Operating in a hostile environment, in which he was anything but the favourite son, he finally won over the European cycling crowd, who this year, during his final Tour, were cheering the Texan to the finish. Gary Cooper could have played him in the movies: strong, silent, determined, humble enough, the All-American boy now the toast of Paree.
In terms of doping, cycling has been an exceptionally dirty sport, or at least a sport in which an exceptional amount of the dirt has been made public. Armstrong has always denied that he took anything, even as those around him loaded up, though those in the know raised eyebrows at his repeated protestations of innocence.

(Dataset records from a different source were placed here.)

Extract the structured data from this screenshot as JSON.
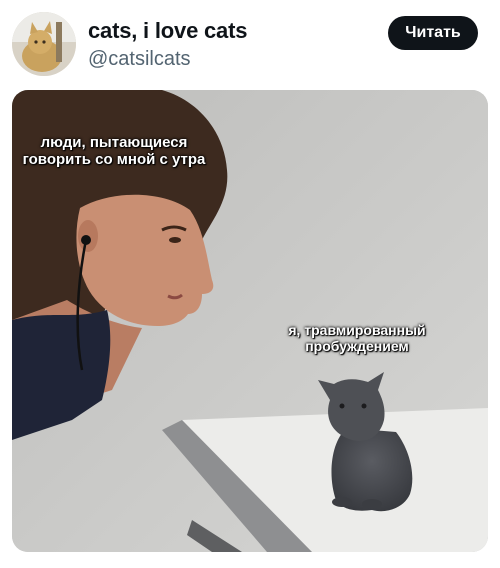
{
  "author": {
    "display_name": "cats, i love cats",
    "handle": "@catsilcats"
  },
  "actions": {
    "read_label": "Читать"
  },
  "meme": {
    "caption_left": "люди, пытающиеся говорить со мной с утра",
    "caption_right": "я, травмированный пробуждением"
  },
  "colors": {
    "button_bg": "#0f1419",
    "handle_text": "#536471",
    "wall": "#c9c9c7",
    "table": "#ececea"
  }
}
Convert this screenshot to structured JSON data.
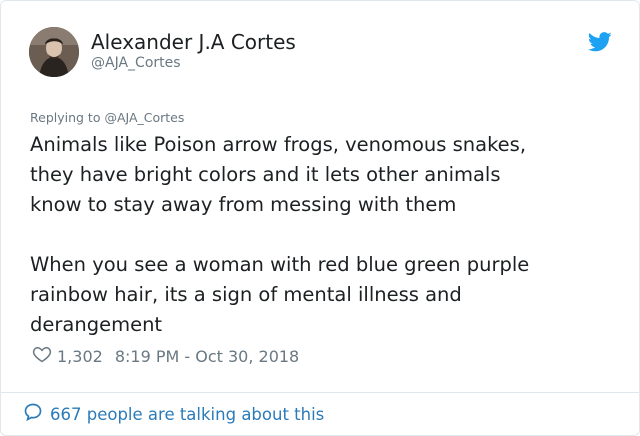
{
  "author": {
    "display_name": "Alexander J.A Cortes",
    "handle": "@AJA_Cortes",
    "avatar_icon": "profile-photo"
  },
  "brand": {
    "icon": "twitter-bird-icon",
    "color": "#1da1f2"
  },
  "tweet": {
    "replying_to": "Replying to @AJA_Cortes",
    "paragraphs": [
      "Animals like Poison arrow frogs, venomous snakes,\nthey have bright colors and it lets other animals\nknow to stay away from messing with them",
      "When you see a woman with red blue green purple\nrainbow hair, its a sign of mental illness and\nderangement"
    ]
  },
  "meta": {
    "like_icon": "heart-outline-icon",
    "likes": "1,302",
    "timestamp": "8:19 PM - Oct 30, 2018"
  },
  "footer": {
    "icon": "speech-bubble-icon",
    "talking_text": "667 people are talking about this",
    "link_color": "#2b7bb9"
  }
}
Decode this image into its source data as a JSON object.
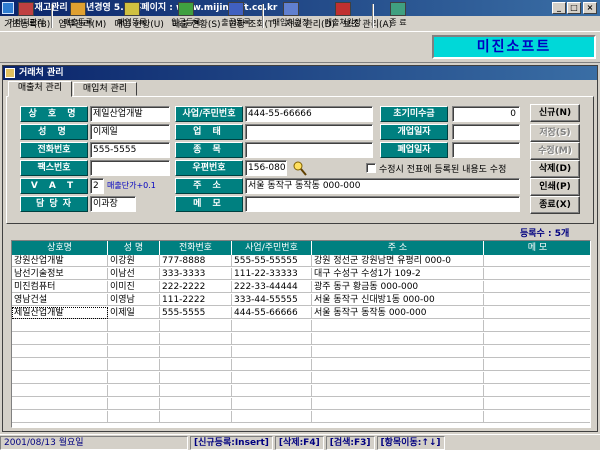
{
  "window": {
    "title": "판매재고관리 - 천년경영 5.5  홈페이지 : www.mijinsoft.co.kr"
  },
  "menu": [
    "기초등록(B)",
    "업무관리(M)",
    "매입 현황(U)",
    "매출 현황(S)",
    "현황 조회(T)",
    "자료 관리(D)",
    "보조 관리(A)"
  ],
  "toolbar": {
    "items": [
      "거래처관리",
      "매출등록",
      "매입등록",
      "입금등록",
      "출금등록",
      "매입처원장",
      "매출처원장",
      "종 료"
    ],
    "brand": "미진소프트"
  },
  "child_window": {
    "title": "거래처 관리"
  },
  "tabs": [
    "매출처 관리",
    "매입처 관리"
  ],
  "form": {
    "labels": {
      "company": "상 호 명",
      "bizno": "사업/주민번호",
      "initial_balance": "초기미수금",
      "name": "성  명",
      "business_type": "업  태",
      "open_date": "개업일자",
      "phone": "전화번호",
      "item": "종  목",
      "close_date": "폐업일자",
      "fax": "팩스번호",
      "zip": "우편번호",
      "vat": "V A T",
      "address": "주  소",
      "manager": "담 당 자",
      "memo": "메  모"
    },
    "values": {
      "company": "제일산업개발",
      "bizno": "444-55-66666",
      "initial_balance": "0",
      "name": "이제일",
      "business_type": "",
      "open_date": "",
      "phone": "555-5555",
      "item": "",
      "close_date": "",
      "fax": "",
      "zip": "156-080",
      "vat": "2",
      "vat_note": "매출단가+0.1",
      "address": "서울 동작구 동작동 000-000",
      "manager": "이과장",
      "memo": ""
    },
    "checkbox_label": "수정시 전표에 등록된 내용도 수정"
  },
  "buttons": {
    "new": "신규(N)",
    "save": "저장(S)",
    "edit": "수정(M)",
    "delete": "삭제(D)",
    "print": "인쇄(P)",
    "close": "종료(X)"
  },
  "record_count": "등록수 : 5개",
  "grid": {
    "columns": [
      "상호명",
      "성 명",
      "전화번호",
      "사업/주민번호",
      "주          소",
      "메          모"
    ],
    "rows": [
      [
        "강원산업개발",
        "이강원",
        "777-8888",
        "555-55-55555",
        "강원 정선군 강원남면 유평리 000-0",
        ""
      ],
      [
        "남선기술정보",
        "이남선",
        "333-3333",
        "111-22-33333",
        "대구 수성구 수성1가 109-2",
        ""
      ],
      [
        "미진컴퓨터",
        "이미진",
        "222-2222",
        "222-33-44444",
        "광주 동구 황금동 000-000",
        ""
      ],
      [
        "영남건설",
        "이영남",
        "111-2222",
        "333-44-55555",
        "서울 동작구 신대방1동 000-00",
        ""
      ],
      [
        "제일산업개발",
        "이제일",
        "555-5555",
        "444-55-66666",
        "서울 동작구 동작동 000-000",
        ""
      ]
    ]
  },
  "status": {
    "date": "2001/08/13 월요일",
    "hint_new": "[신규등록:Insert]",
    "hint_delete": "[삭제:F4]",
    "hint_search": "[검색:F3]",
    "hint_move": "[항목이동:↑↓]"
  }
}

Back home, it was written off as the usual Euro-jealousy. What would you expect from France? The Yankees didn’t know much about the event or the sport or the context or the history, but they knew beyond a shadow of a doubt that their boy, the one who inspired the yellow bracelets, was clean as a whistle.
And now they know, also, that a widely respected (though French) publication, L’Équipe, has reported that samples of Armstrong’s urine collected in 1999 contain the performance-enhancing substance EPO, which at the time was undetectable.
Cycling was lousy with EPO users in those days, and many were eventually caught. It’s certainly possible to imagine that in the interim, as Armstrong was winning Tour after Tour, the users’ cover-up strategies became more sophisticated even as the testers thought they were closing the loop.
Assume for the moment that the information in the L’Équipe story is true – understanding that that’s not an assumption Armstrong’s fans will be anxious to make.
So is Lance Armstrong a good guy or a bad guy? In the pursuit of fame and fortune, is it right or wrong to employ whatever means necessary, to benefit from ever more sophisticated science, to employ boosters that the sport’s administrators don’t even know exist? Does it matter whether everyone else is doing it? Where do you draw the line between legal supplements and illegal substances? Can you be a hero and a “cheater” all at once? What would George W. do?
Bonds, they were happy to throw over the side. Rafael Palmeiro, they’re happy to boo, and Jason Giambi, too. Randy Moss and Ricky Williams ought to be flogged for their dope smoking. Not so quick, though, to revisit Mark McGwire, or to look at the superhumans of the National Football League, and wonder if perhaps there are still some holes in the net.
The Americans could ask us Canadians for guidance. They could look at how we reacted, in our innocence, to Ben Johnson way back when. They could wonder, in the light of all we know now, whether the country would feel the same way if it happened today.
But that would suggest they noticed in the first place. Instead, this finally is their own moment of reckoning, in which there are no easy choices to be made. And this trip into the grey of real life they’re going to have to navigate for themselves.